Somaliland, au coeur du pays invisible

Début septembre 2016. Je rejoins Adrienne Surprenant, photographe canadienne aussi jeune que talentueuse, déterminée et allumée, dans une chambre d’hôtel d’Addis-Abeba, la capitale éthiopienne, point de départ de notre projet de reportage au Somaliland qui doit s’étaler sur un mois. Un an après notre dernière rencontre, à Beyrouth, pour réaliser un reportage sur le quotidien des travailleuses domestiques migrantes au Liban, on décide bien sûr d’aller fêter nos retrouvailles aussi absurdes que fascinantes autour d’une bière qui, m’assure-t-elle, est plutôt bonne en Ethiopie. Nous descendons dans la ruelle déjà obscure, éclairée par les ampoules isolées de gargotes nocturnes un brin inquiétantes, quand surgit une femme en plein sprint, ou plutôt, en pleine fuite. Un homme ventru, maladroit, la poursuit, la rattrape, la fait tomber, et commence à la frapper, devant tout le monde, dans le silence le plus sinistre.

Que doit-on faire? Où sommes-nous? Les questions fusent, tandis que deux hommes aident le premier à faire monter la jeune fille ébranlée dans une voiture, dans laquelle ils montent à ses côtés et filent on ne sait où. Nous sommes, je le remarquerai plus tard, dans un quartier de prostitution. C’est la première image que j’ai de ce mois de reportage et, comme avec les gens, je suis borné, je n’ai pas oublié ma première impression. Je devais tout de même le rappeler en introduisant la série de quatre reportages au long cours que nous avons publié sur les migrations mixtes au Somaliland pour le magazine suisse Sept.

Est-ce que tout tient dans cette course effrénée, nocturne, improbable et injuste? Que fuit-on dans la Corne de l’Afrique? C’est à cette question que nous nous sommes intéressés au Somaliland. La sécheresse, la pauvreté, les conflits à répétition, la violence de genre, tous ces maux, souvent combinés, sont autant de raisons de fuir, d’un pays à l’autre, parfois même jusqu’à l’Europe, quitte à finir noyé dans la mer Méditerranée, quitte à trébucher avant la ligne d’arrivée. Pendant un mois, nous avons raconté cette fuite en avant, auprès d’hommes et de femmes qui ne manquaient pas de rire de l’absurdité de cette course, souvent fatale, avec le même rire à gorge déployée que vous pouvez apercevoir sur la photo d’introduction, prise par Adrienne Surprenant. Sur le site du magazine Sept, les reportages sont disponibles à prix libre. En voici les premières lignes.

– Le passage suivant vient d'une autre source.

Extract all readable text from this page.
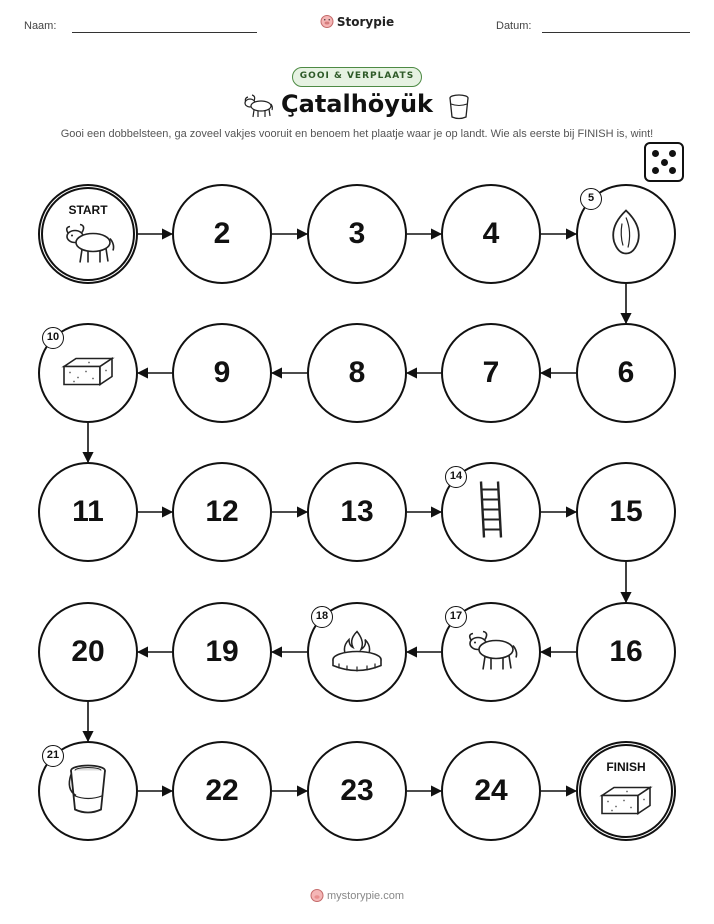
Naam:	Datum:
Storypie
GOOI & VERPLAATS
Çatalhöyük
Gooi een dobbelsteen, ga zoveel vakjes vooruit en benoem het plaatje waar je op landt. Wie als eerste bij FINISH is, wint!
START
2	3	4
5
6
7
8
9
10
11	12	13
14
15
16
17
18
19
20
21
22	23	24
FINISH
mystorypie.com
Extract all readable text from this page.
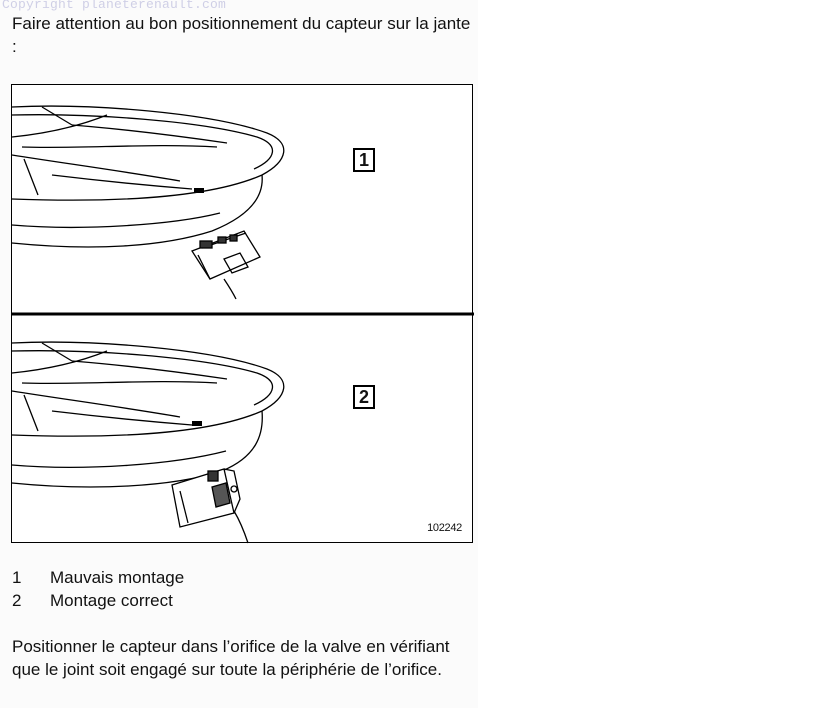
Copyright planeterenault.com

Faire attention au bon positionnement du capteur sur la jante :

1
2
102242
1	Mauvais montage
2	Montage correct

Positionner le capteur dans l’orifice de la valve en vérifiant que le joint soit engagé sur toute la périphérie de l’orifice.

I – Terre de réfugiés de guerre

Balancés d’un conflit à l’autre, des milliers de Somaliens, d’Ethiopiens  et de Yéménites finissent par s’échouer au Somaliland, pays en devenir dont les habitants sont eux-mêmes de récents déplacés de guerre.  Là, ils survivent dans une paix teintée de dénuement. 

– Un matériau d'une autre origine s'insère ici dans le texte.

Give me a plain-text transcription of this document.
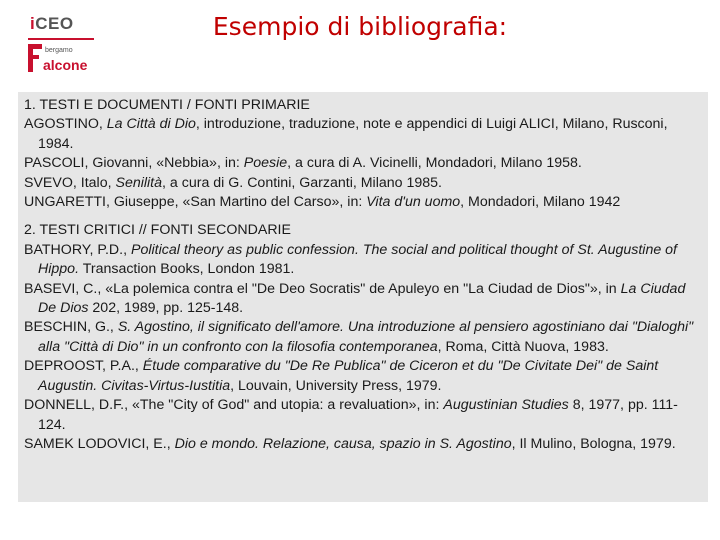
iCEO
bergamo
alcone
Esempio di bibliografia:
1. TESTI E DOCUMENTI / FONTI PRIMARIE
AGOSTINO, La Città di Dio, introduzione, traduzione, note e appendici di Luigi ALICI, Milano, Rusconi, 1984.
PASCOLI, Giovanni, «Nebbia», in: Poesie, a cura di A. Vicinelli, Mondadori, Milano 1958.
SVEVO, Italo, Senilità, a cura di G. Contini, Garzanti, Milano 1985.
UNGARETTI, Giuseppe, «San Martino del Carso», in: Vita d'un uomo, Mondadori, Milano 1942
2. TESTI CRITICI // FONTI SECONDARIE
BATHORY, P.D., Political theory as public confession. The social and political thought of St. Augustine of Hippo. Transaction Books, London 1981.
BASEVI, C., «La polemica contra el "De Deo Socratis" de Apuleyo en "La Ciudad de Dios"», in La Ciudad De Dios 202, 1989, pp. 125-148.
BESCHIN, G., S. Agostino, il significato dell'amore. Una introduzione al pensiero agostiniano dai "Dialoghi" alla "Città di Dio" in un confronto con la filosofia contemporanea, Roma, Città Nuova, 1983.
DEPROOST, P.A., Étude comparative du "De Re Publica" de Ciceron et du "De Civitate Dei" de Saint Augustin. Civitas-Virtus-Iustitia, Louvain, University Press, 1979.
DONNELL, D.F., «The "City of God" and utopia: a revaluation», in: Augustinian Studies 8, 1977, pp. 111-124.
SAMEK LODOVICI, E., Dio e mondo. Relazione, causa, spazio in S. Agostino, Il Mulino, Bologna, 1979.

Sahra Abdullay se devait de sauver ses six enfants encore en vie. A Mogadiscio, la milice islamiste Al-Shabbaab gonflait ses troupes en recrutant des mineurs pour en faire de la chair à attentat-suicide. Et en avoir perdu deux lui semblait un tribut suffisant à leur djihad insensé. En 2013, son fils aîné avait été kidnappé par les shebabs. Il était pourtant parvenu à leur échapper et à se cacher chez sa sœur. Mais, les islamistes somaliens l’ont retrouvé et abattu d’une balle dans la tête. Sa sœur aussi, qui portait en elle un germe de vie sur le point d’éclore. Avoir traversé 1’500 km pour trouver refuge dans le camp de déplacés de Nasahablod, au Somaliland, n’a pourtant pas suffi à apaiser la crainte qui ronge la matriarche quand elle songe à l’avenir de ses enfants. Chaque matin, elle les regarde quitter la hutte familiale, un taudis dressé sur des palis de bois et recouvert de tôle, de bouts de bâches et de tissus divers, pour aller cirer les chaussures des habitants d’Hargeisa. «J’ai honte. Pour eux. Et pour moi aussi. J’étais enseignante à Mogadiscio, ça me fait mal de devoir frapper aux portes pour proposer de faire le nettoyage», confesse la quinquagénaire d’une voix contrite.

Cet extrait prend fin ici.